0
|
10382 Views
|
|
1 Total Likes
View groups...
Share
GROUPS:

# Fitting a Discrete Probability Distribution to Credit Card Fraud Event Data

Posted 9 years ago
 Dear all, I have some sample data about the frequency of losses due to credit card fraud and I'd like to fit a discrete probability distribution to it for modeling and simulation purposes. The data is as follows: data={0, 0, 0, 0, 0, 0, 0, 0, 0, 0, 0, 0, 0, 0, 0, 0, 0, 0, 0, 1, 1, 1, 1, 1, 1, 1, 1, 1, 1, 1, 1, 1, 1, 1, 1, 2, 2, 2, 2, 2, 2, 2, 2, 2, 2, 2, 2, 2, 2, 2, 2, 2, 2, 2, 2, 2, 2, 2, 2, 2, 2, 2, 2, 2, 2, 2, 2, 2, 2, 2, 2, 2, 2, 2, 2, 2, 2, 2, 2, 2, 2, 2, 2, 2, 2, 2, 3, 3, 3, 3, 3, 3, 3, 3, 3, 4, 4, 4, 4, 4, 4, 5, 5, 5, 5, 5, 6, 6, 6, 6, 7, 7, 7, 7, 7, 7, 8, 8, 9, 12, 12, 13, 15, 15}  I fit a Poisson first and then I check how good the fit is: estimatedpoisson = EstimatedDistribution[data, PoissonDistribution[\[Mu]]]; \[ScriptCapitalP] = DistributionFitTest[data, estimatedpoisson, "HypothesisTestData"]; \[ScriptCapitalP]["TestDataTable", All]  The p-value is very close to 0 indicating a poor fit.
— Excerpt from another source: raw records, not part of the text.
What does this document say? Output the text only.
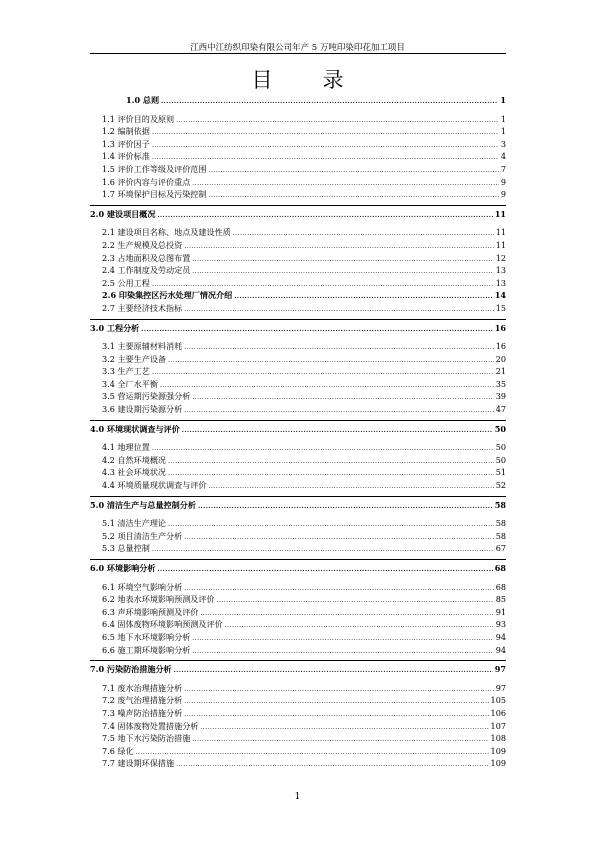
江西中江纺织印染有限公司年产 5 万吨印染印花加工项目
目录
1.0 总则 .....	1
1.1 评价目的及原则 .....	1
1.2 编制依据 .....	1
1.3 评价因子 .....	3
1.4 评价标准 .....	4
1.5 评价工作等级及评价范围 .....	7
1.6 评价内容与评价重点 .....	9
1.7 环境保护目标及污染控制 .....	9
2.0 建设项目概况 .....	11
2.1 建设项目名称、地点及建设性质 .....	11
2.2 生产规模及总投资 .....	11
2.3 占地面积及总图布置 .....	12
2.4 工作制度及劳动定员 .....	13
2.5 公用工程 .....	13
2.6 印染集控区污水处理厂情况介绍 .....	14
2.7 主要经济技术指标 .....	15
3.0 工程分析 .....	16
3.1 主要原辅材料消耗 .....	16
3.2 主要生产设备 .....	20
3.3 生产工艺 .....	21
3.4 全厂水平衡 .....	35
3.5 营运期污染源强分析 .....	39
3.6 建设期污染源分析 .....	47
4.0 环境现状调查与评价 .....	50
4.1 地理位置 .....	50
4.2 自然环境概况 .....	50
4.3 社会环境状况 .....	51
4.4 环境质量现状调查与评价 .....	52
5.0 清洁生产与总量控制分析 .....	58
5.1 清洁生产理论 .....	58
5.2 项目清洁生产分析 .....	58
5.3 总量控制 .....	67
6.0 环境影响分析 .....	68
6.1 环境空气影响分析 .....	68
6.2 地表水环境影响预测及评价 .....	85
6.3 声环境影响预测及评价 .....	91
6.4 固体废物环境影响预测及评价 .....	93
6.5 地下水环境影响分析 .....	94
6.6 施工期环境影响分析 .....	94
7.0 污染防治措施分析 .....	97
7.1 废水治理措施分析 .....	97
7.2 废气治理措施分析 .....	105
7.3 噪声防治措施分析 .....	106
7.4 固体废物处置措施分析 .....	107
7.5 地下水污染防治措施 .....	108
7.6 绿化 .....	109
7.7 建设期环保措施 .....	109
1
I have also tried to fit both a binomial and a negative binomial since the data exhibits over dispersion with the variance being about 4 times bigger than the mean but both fits are still quite poor as well. Any other suggestions? Many thanks in advance, Ruben
 Hi there,I downloaded all discrete distributions and tried to fit them nothing seemed to work well. Now with MMA 10.1 there is the new (experimental) function FindDistribution. FindDistribution[data] NegativeBinomialDistribution[2, 0.407108] which seems to be the best guess. Unfortunately, DistributionFitTest[data, NegativeBinomialDistribution[2, 0.40710823909531507], "ShortTestConclusion"] (*"Reject"*) it does not survive the hypothesis test. You can, of course, use the empirical distribution, which is closely related to the histogram. dist = EmpiricalDistribution[data]; PDF[dist, x] (*19/124 Boole[0 == x] + 4/31 Boole[1 == x] + 51/124 Boole[2 == x] + 9/124 Boole[3 == x] + 3/62 Boole[4 == x] + 5/124 Boole[5 == x] + 1/31 Boole[6 == x] + 3/62 Boole[7 == x] + 1/62 Boole[8 == x] + 1/124 Boole[9 == x] + 1/62 Boole[12 == x] + 1/124 Boole[13 == x] + 1/62 Boole[15 == x]*) If you evaluate that for the respective integers: Table[PDF[dist, x], {x, 1, 15, 1}] (*{4/31, 51/124, 9/124, 3/62, 5/124, 1/31, 3/62, 1/62, 1/124, 0, 0, 1/62, 1/124, 0, 1/62}*) ListLinePlot[%, PlotRange -> All] This is basically the normalised histogram: Histogram[data, {0.5, 15.5, 1}] `Cheers,M.